What is microlearning?
Microlearning is often referred to as a learning “nugget” about 3-5 minutes long that meets a specific learning objective. Content is taught and delivered to learners in small, specific bursts. Mediums used are often short videos, short assessments or quizzes, real-world exercises, and gamification. Also, learners can access this content on multiple devices – smartphones, tablets, desktop computers, laptops, etc.
Why is microlearning growing?
A lot of articles reference a 2015 study from Microsoft Corporation on attention spans. Human attention span is decreasing. Though the study addresses marketers, these same ideas have been applied to today’s learners. Businesses and organizations must adapt training to their audience. We like to say that today’s global business environment creates a need for localized training. The same applies here. Adapting training leads to effectiveness and retention.
Then, there is accessibility. According to the Pew Research Center, seventy-seven percent of Americans own a smartphone. Globally, the growth of smartphones is leveling off in the United States and Europe, but it is growing in emerging markets, according to TechCrunch. Microlearning is offered to learners on their preferred device whenever they need it.

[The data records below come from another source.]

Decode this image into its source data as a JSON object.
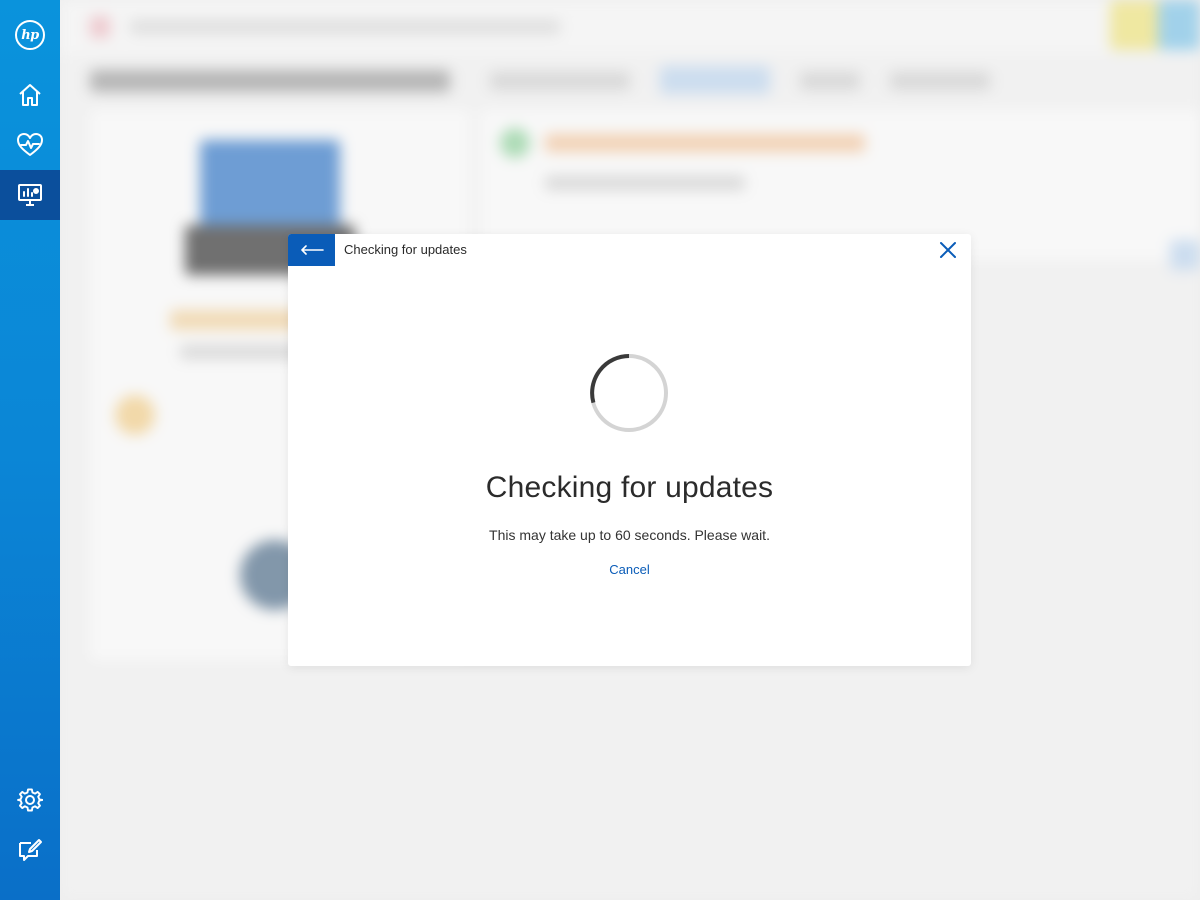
{
  "sidebar": {
    "logo": "hp",
    "items": [
      {
        "name": "home-icon"
      },
      {
        "name": "health-icon"
      },
      {
        "name": "device-support-icon",
        "active": true
      }
    ],
    "bottom_items": [
      {
        "name": "gear-icon"
      },
      {
        "name": "feedback-icon"
      }
    ]
  },
  "dialog": {
    "header_title": "Checking for updates",
    "title": "Checking for updates",
    "subtitle": "This may take up to 60 seconds. Please wait.",
    "cancel_label": "Cancel"
  },
  "colors": {
    "sidebar_top": "#0a93dc",
    "sidebar_bottom": "#0a6fc8",
    "sidebar_active": "#0b4f9c",
    "accent": "#0a5cb8",
    "spinner_track": "#d4d4d4",
    "spinner_arc": "#3a3a3a"
  }
}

Benefits for eLearning Localization
Cost and Time Savings
Content is delivered in shorter bursts. Less content usually means less cost. If it costs less to develop the eLearning, it will also cost less to localize the eLearning. In addition, microlearning content is often easy to update. This same concept translates (pun intended) to updating localized courses. If it was easy to develop, chances are it is easy to update (no matter which language version). This allows for eLearning to be available for multiple language markets in a shorter amount of time.

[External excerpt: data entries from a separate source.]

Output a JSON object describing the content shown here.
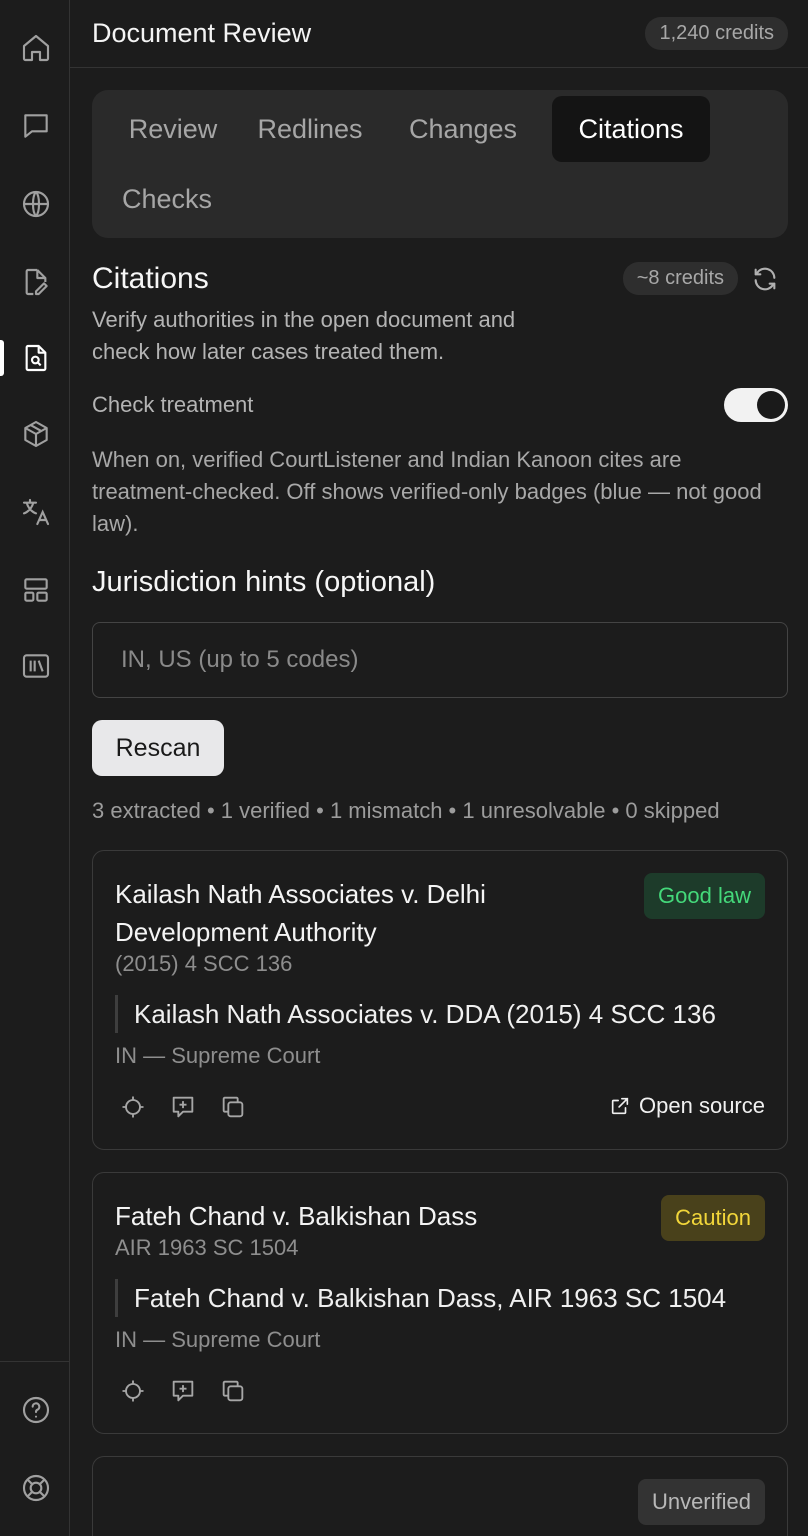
{
  "sidebar": {
    "icons": [
      {
        "name": "home-icon"
      },
      {
        "name": "chat-icon"
      },
      {
        "name": "globe-icon"
      },
      {
        "name": "file-edit-icon"
      },
      {
        "name": "document-search-icon",
        "active": true
      },
      {
        "name": "package-icon"
      },
      {
        "name": "translate-icon"
      },
      {
        "name": "layout-icon"
      },
      {
        "name": "library-icon"
      },
      {
        "name": "help-icon"
      },
      {
        "name": "lifebuoy-icon"
      }
    ]
  },
  "header": {
    "title": "Document Review",
    "credits": "1,240 credits"
  },
  "tabs": [
    {
      "label": "Review"
    },
    {
      "label": "Redlines"
    },
    {
      "label": "Changes"
    },
    {
      "label": "Citations",
      "active": true
    },
    {
      "label": "Checks"
    }
  ],
  "citations": {
    "title": "Citations",
    "description": "Verify authorities in the open document and check how later cases treated them.",
    "estimate": "~8 credits",
    "toggle_label": "Check treatment",
    "toggle_on": true,
    "help": "When on, verified CourtListener and Indian Kanoon cites are treatment-checked. Off shows verified-only badges (blue — not good law).",
    "jurisdiction_label": "Jurisdiction hints (optional)",
    "jurisdiction_placeholder": "IN, US (up to 5 codes)",
    "jurisdiction_value": "",
    "rescan_label": "Rescan",
    "summary": "3 extracted • 1 verified • 1 mismatch • 1 unresolvable • 0 skipped"
  },
  "cards": [
    {
      "title": "Kailash Nath Associates v. Delhi Development Authority",
      "citation": "(2015) 4 SCC 136",
      "quote": "Kailash Nath Associates v. DDA (2015) 4 SCC 136",
      "jurisdiction": "IN — Supreme Court",
      "badge": "Good law",
      "badge_color": "#44d87a",
      "open_source": "Open source"
    },
    {
      "title": "Fateh Chand v. Balkishan Dass",
      "citation": "AIR 1963 SC 1504",
      "quote": "Fateh Chand v. Balkishan Dass, AIR 1963 SC 1504",
      "jurisdiction": "IN — Supreme Court",
      "badge": "Caution",
      "badge_color": "#f2d63a"
    },
    {
      "badge": "Unverified",
      "badge_color": "#b8b8b8"
    }
  ],
  "colors": {
    "background": "#1c1c1c",
    "panel": "#2a2a2a",
    "good": "#44d87a",
    "caution": "#f2d63a"
  }
}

This article from Allen Interactions provides six characteristics for good microlearning design. These characteristics emphasize short, effective sessions. We like to emphasize the importance of creating localization-friendly content. (See our previous post “5 Common eLearning Localization Mistakes (And How to Avoid Them!).) Our advice is to stay away from wordy, complex sentences whenever possible. Microlearning content fits that bill!
In the same article referenced before, the author says that microlearning design should feel “relatable and personal.” In the context of global eLearning, this is where localization comes in. When incorporating real-world exercises and examples, it is essential that these apply to global learners. Using in-country native speakers can help with this process.